You have had enough with your old pipes, and you have decided to repipe your home. For many homeowners repiping their home is a scary proposition. But once the project is completed, you’ll wonder why you didn’t do it sooner. Your water pressure will feel like a new home and there will be no more worries about leaky pipes. Homeowners can still choose which pipes are right for their home. There are two types of piping being used today for your home repiping, PEX and copper.
PEX Has A 40 to 50 Years Life Expectancy
The acronym PEX stands for cross-linked polyethylene. In 1968, Dr. Thomas Engel developed a method to chemically cross-linked polyethylene which forces molecules to physically and permanently connected. In 1972, Engel partnered with Wirsbo company to launch PEX to the Europen market. In 1984, Wirsbo opens its North American market in Rockford, Illinois, for radiant floor heating. then In 1988, Upnor moves to Lakeville, MN and the plastic pipe manufacturing conglomerate Upnor acquires them. At that time, Upnor had 40 factories operating around the world, and the rest is history. In 1993, Aqua PEX® became available, it gave the plumbing industry new options, CPVC, and copper. The pipe has a 40 to 50 years life expectancy, and it’s much easier to install. It costs less and can withstand temperatures of 200 Fahrenheit.

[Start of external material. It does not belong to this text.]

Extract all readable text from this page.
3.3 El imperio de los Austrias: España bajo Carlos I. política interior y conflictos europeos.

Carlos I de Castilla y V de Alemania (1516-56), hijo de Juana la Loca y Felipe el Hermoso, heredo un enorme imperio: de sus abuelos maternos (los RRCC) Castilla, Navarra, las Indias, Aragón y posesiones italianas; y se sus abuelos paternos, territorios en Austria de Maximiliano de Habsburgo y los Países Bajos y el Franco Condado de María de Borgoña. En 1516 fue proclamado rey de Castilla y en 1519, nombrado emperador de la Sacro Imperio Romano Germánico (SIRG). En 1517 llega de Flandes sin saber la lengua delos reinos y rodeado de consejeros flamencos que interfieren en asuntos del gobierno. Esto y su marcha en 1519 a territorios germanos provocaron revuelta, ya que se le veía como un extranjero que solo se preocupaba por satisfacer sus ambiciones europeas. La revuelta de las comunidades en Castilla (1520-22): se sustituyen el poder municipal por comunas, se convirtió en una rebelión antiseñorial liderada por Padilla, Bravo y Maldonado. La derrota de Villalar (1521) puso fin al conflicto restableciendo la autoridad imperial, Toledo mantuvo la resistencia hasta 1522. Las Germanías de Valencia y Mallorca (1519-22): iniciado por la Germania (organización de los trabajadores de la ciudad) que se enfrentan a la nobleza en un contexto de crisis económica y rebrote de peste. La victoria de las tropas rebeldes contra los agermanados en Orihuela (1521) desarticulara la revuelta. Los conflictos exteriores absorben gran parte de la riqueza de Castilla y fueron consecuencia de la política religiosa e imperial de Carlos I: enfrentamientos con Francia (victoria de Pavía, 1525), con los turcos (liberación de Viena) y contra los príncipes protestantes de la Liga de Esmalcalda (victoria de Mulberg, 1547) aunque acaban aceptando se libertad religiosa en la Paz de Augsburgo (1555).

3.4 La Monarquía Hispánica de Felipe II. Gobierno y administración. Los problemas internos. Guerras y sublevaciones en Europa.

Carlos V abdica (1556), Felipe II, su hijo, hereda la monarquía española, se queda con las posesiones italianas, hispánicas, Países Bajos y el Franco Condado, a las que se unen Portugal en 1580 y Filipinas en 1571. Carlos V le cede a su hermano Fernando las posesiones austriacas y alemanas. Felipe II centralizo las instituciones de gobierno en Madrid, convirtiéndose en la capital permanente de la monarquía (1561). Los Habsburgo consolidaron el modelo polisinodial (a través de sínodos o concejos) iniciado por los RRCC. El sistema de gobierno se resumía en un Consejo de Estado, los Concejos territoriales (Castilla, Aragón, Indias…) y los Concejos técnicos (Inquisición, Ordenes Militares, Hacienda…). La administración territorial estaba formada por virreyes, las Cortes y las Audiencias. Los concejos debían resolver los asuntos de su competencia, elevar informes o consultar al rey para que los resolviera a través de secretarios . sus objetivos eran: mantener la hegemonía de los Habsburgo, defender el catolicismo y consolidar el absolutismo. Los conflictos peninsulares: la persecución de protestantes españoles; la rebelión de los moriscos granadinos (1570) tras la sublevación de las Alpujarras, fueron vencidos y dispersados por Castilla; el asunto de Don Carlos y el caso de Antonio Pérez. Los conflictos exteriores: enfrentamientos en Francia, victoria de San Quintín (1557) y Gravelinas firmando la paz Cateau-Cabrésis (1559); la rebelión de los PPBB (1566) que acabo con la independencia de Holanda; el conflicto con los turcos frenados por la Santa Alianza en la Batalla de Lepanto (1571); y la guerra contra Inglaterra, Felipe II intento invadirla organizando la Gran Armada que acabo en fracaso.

Copper Pipes Are Still An Excellent Choice
For some homeowners, they say, “Not so fast, I still want copper pipes for my home,” and they have that choice. Copper pipes have been a mainstay in the plumbing industry for the better part of 60 years. From the 1800s to the early 1960s, it was galvanized steel pipes and then copper completely took over both new construction and home repipes. The life expectancy for copper pipes is 40 to 50 years as well. Some homeowners aren’t sold on PEX piping just yet regardless of the value. You really can’t blame them because copper’s been a quality pipe for many years and still is. For many customers that need their home repiped, they’ve never heard of PEX because it didn’t start taking on steam until the turn of the century.
PVC Is Another Pipe Use For Your Sewer Line
While PVC is not for repiping your home, it is an option for sewage applications. The application of the product will determine the thickness of the pipe. For example, sewer pipes are not the same as pressure water pipes, and they also differ from a pipe used in storm drains. Some PVC pipes must comply with specific health requirements. In most cases after 1970, PVC is the pipe of choice for sewer lines but in some rare instances, cast iron or clay pipes can be found. If you’re a do-it-yourselfer repairing or replacing your sewer line, PVC is the way to go. The product is inexpensive, lightweight, easy to cut, and can be purchased at your local home improvement store. Homeowners you can still choose which pipes are right for your home.